The European Space Agency (ESA) has come up with two potential designs which they hope will be used to put humans into a state of hibernation when they eventually make the long journey to Mars and beyond.
The designs come after a recent study which was conducted by the EAS. The study found that putting humans to sleep on extended voyages would not only have health benefits, it would save money and make for an efficient space ship design.
Depending on the speed of the launch, and the alignment of Earth and Mars, the journey could take between 150-300 days (between 4 and 9 months) with many reports calling such a long journey a suicide mission.
This is because astronauts would be exposed to elements like space radiation, space psychosis (space madness) and space atrophy (muscle loss). This is where the ESA’s hibernation pod comes into play. The agency believes that placing humans in a state of hibernation could potentially mitigate these issues.
According to an article from ESA, “We looked at how an astronaut team could be best put into hibernation, what to do in case of emergencies, how to handle human safety and even what impact hibernation would have on the psychology of the team. Finally, we created an initial sketch of the habitat architecture and created a roadmap to achieve a validated approach to hibernate humans to Mars within 20 years.”

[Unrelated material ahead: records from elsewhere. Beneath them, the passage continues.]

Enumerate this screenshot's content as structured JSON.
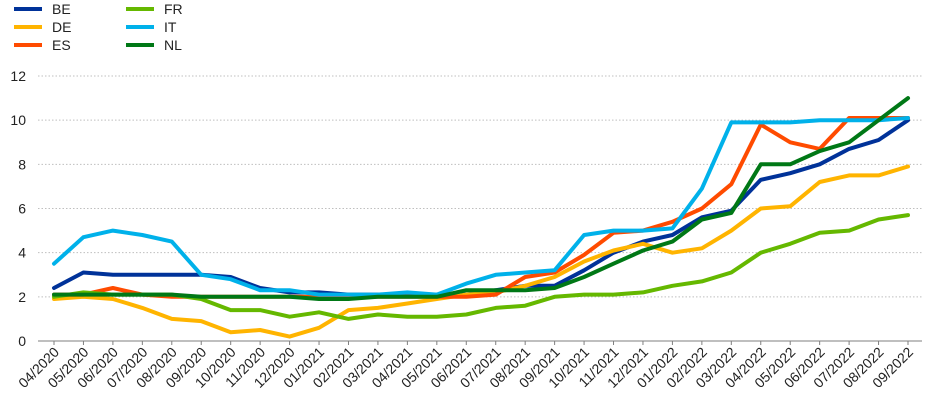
{
  "chart_data": {
    "type": "line",
    "title": "",
    "xlabel": "",
    "ylabel": "",
    "ylim": [
      0,
      12
    ],
    "yticks": [
      0,
      2,
      4,
      6,
      8,
      10,
      12
    ],
    "grid": "horizontal",
    "legend_position": "top-left",
    "x": [
      "04/2020",
      "05/2020",
      "06/2020",
      "07/2020",
      "08/2020",
      "09/2020",
      "10/2020",
      "11/2020",
      "12/2020",
      "01/2021",
      "02/2021",
      "03/2021",
      "04/2021",
      "05/2021",
      "06/2021",
      "07/2021",
      "08/2021",
      "09/2021",
      "10/2021",
      "11/2021",
      "12/2021",
      "01/2022",
      "02/2022",
      "03/2022",
      "04/2022",
      "05/2022",
      "06/2022",
      "07/2022",
      "08/2022",
      "09/2022"
    ],
    "series": [
      {
        "name": "BE",
        "color": "#003299",
        "values": [
          2.4,
          3.1,
          3.0,
          3.0,
          3.0,
          3.0,
          2.9,
          2.4,
          2.2,
          2.2,
          2.1,
          2.1,
          2.1,
          2.1,
          2.1,
          2.3,
          2.5,
          2.5,
          3.2,
          4.0,
          4.5,
          4.8,
          5.6,
          5.9,
          7.3,
          7.6,
          8.0,
          8.7,
          9.1,
          10.0
        ]
      },
      {
        "name": "DE",
        "color": "#FFB400",
        "values": [
          1.9,
          2.0,
          1.9,
          1.5,
          1.0,
          0.9,
          0.4,
          0.5,
          0.2,
          0.6,
          1.4,
          1.5,
          1.7,
          1.9,
          2.1,
          2.2,
          2.5,
          2.9,
          3.6,
          4.1,
          4.4,
          4.0,
          4.2,
          5.0,
          6.0,
          6.1,
          7.2,
          7.5,
          7.5,
          7.9
        ]
      },
      {
        "name": "ES",
        "color": "#FF4B00",
        "values": [
          2.1,
          2.1,
          2.4,
          2.1,
          2.0,
          2.0,
          2.0,
          2.0,
          2.0,
          2.0,
          2.0,
          2.0,
          2.0,
          2.0,
          2.0,
          2.1,
          2.9,
          3.1,
          3.9,
          4.9,
          5.0,
          5.4,
          6.0,
          7.1,
          9.8,
          9.0,
          8.7,
          10.1,
          10.1,
          10.1
        ]
      },
      {
        "name": "FR",
        "color": "#65B800",
        "values": [
          2.0,
          2.2,
          2.1,
          2.1,
          2.1,
          1.9,
          1.4,
          1.4,
          1.1,
          1.3,
          1.0,
          1.2,
          1.1,
          1.1,
          1.2,
          1.5,
          1.6,
          2.0,
          2.1,
          2.1,
          2.2,
          2.5,
          2.7,
          3.1,
          4.0,
          4.4,
          4.9,
          5.0,
          5.5,
          5.7
        ]
      },
      {
        "name": "IT",
        "color": "#00B1EA",
        "values": [
          3.5,
          4.7,
          5.0,
          4.8,
          4.5,
          3.0,
          2.8,
          2.3,
          2.3,
          2.1,
          2.1,
          2.1,
          2.2,
          2.1,
          2.6,
          3.0,
          3.1,
          3.2,
          4.8,
          5.0,
          5.0,
          5.1,
          6.9,
          9.9,
          9.9,
          9.9,
          10.0,
          10.0,
          10.0,
          10.1
        ]
      },
      {
        "name": "NL",
        "color": "#007816",
        "values": [
          2.1,
          2.1,
          2.1,
          2.1,
          2.1,
          2.0,
          2.0,
          2.0,
          2.0,
          1.9,
          1.9,
          2.0,
          2.0,
          2.0,
          2.3,
          2.3,
          2.3,
          2.4,
          2.9,
          3.5,
          4.1,
          4.5,
          5.5,
          5.8,
          8.0,
          8.0,
          8.6,
          9.0,
          10.0,
          11.0
        ]
      }
    ]
  }
}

The idea behind the hibernation pods would involve astronauts gaining a substantial amount of weight before being placed into a state of hibernation. This is to ensure that their bodies will have enough calories to survive while unconscious.
The pods would be fitted with a soft shell, and according to the ESA, it would be able to cool down and become dark once the hibernation period has begun. Astronauts will then be given 21 days to help regain any lost mass and recover from the hibernation.
Image credit: ESA
Due to the lack of conscious humans aboard the spacecraft, AI technology would be needed to keep the spaceship operational. The pods will keep the astronauts safe from space radiation. We’re still decades away from this technology becoming a viable means of transportation. Although growing interest in the field has lead to some interesting research which includes how hibernation affects brain-wave patterns.